There is also a student with a strong financial background who helped design a new algorithm to trade oil futures.


“Our goal is ambitious—encouraging any big dreamer with aspirations to change the world to consider applying”


They all learn from one another and bring their own areas of expertise into the MBA classroom.  Students from consulting may work tirelessly to help their clients achieve greater results, while others in technology might help their companies engineer or launch a new product.

Furthermore, a strong GMAT score is not the be-all-and-end-all. “Though we consider GMAT test scores, they are only one data point in the application and should not determine whether you apply to the GSB,” Kirsten says.

Diversity among the cohort is key as well. Students in the Full-time MBA class of 2020 at Stanford represent more than 60 countries, 170 undergraduate institutions, and 300 organizations.

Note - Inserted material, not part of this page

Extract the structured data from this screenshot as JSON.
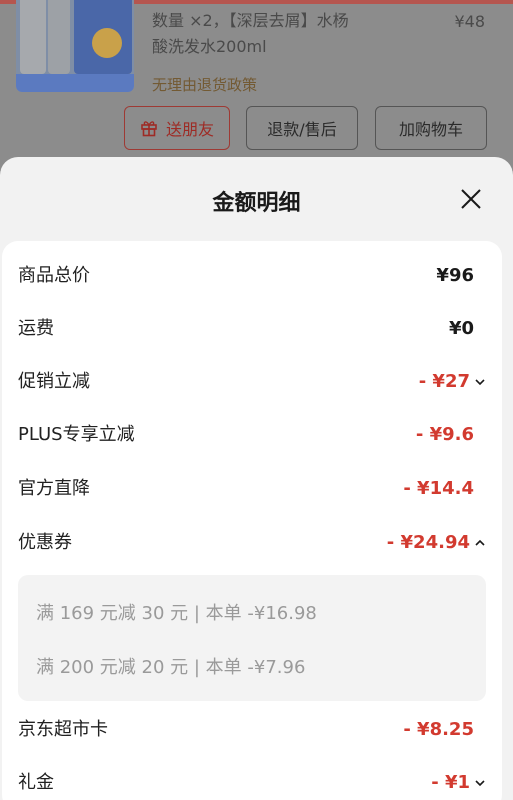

“We look for the perspective you can bring to our community,” explains Kirsten. “What experiences have you had that have shaped how you see the world? We often learn about this in your application essay—what matters most, and why.”

She also has a message for potential applicants who may be on the fence, unsure whether Stanford Graduate School of Business is an attainable goal for them.

“If you are on the fence, ask yourself what you are most proud of,” Kirsten advises.

“What have you done that has contributed to the lives of others? Maybe you’re a researcher who has contributed to getting a paper published. Maybe you’re a mentor who helped run your training program.

“If you have stories to tell about what has been important to you, we want to hear them.”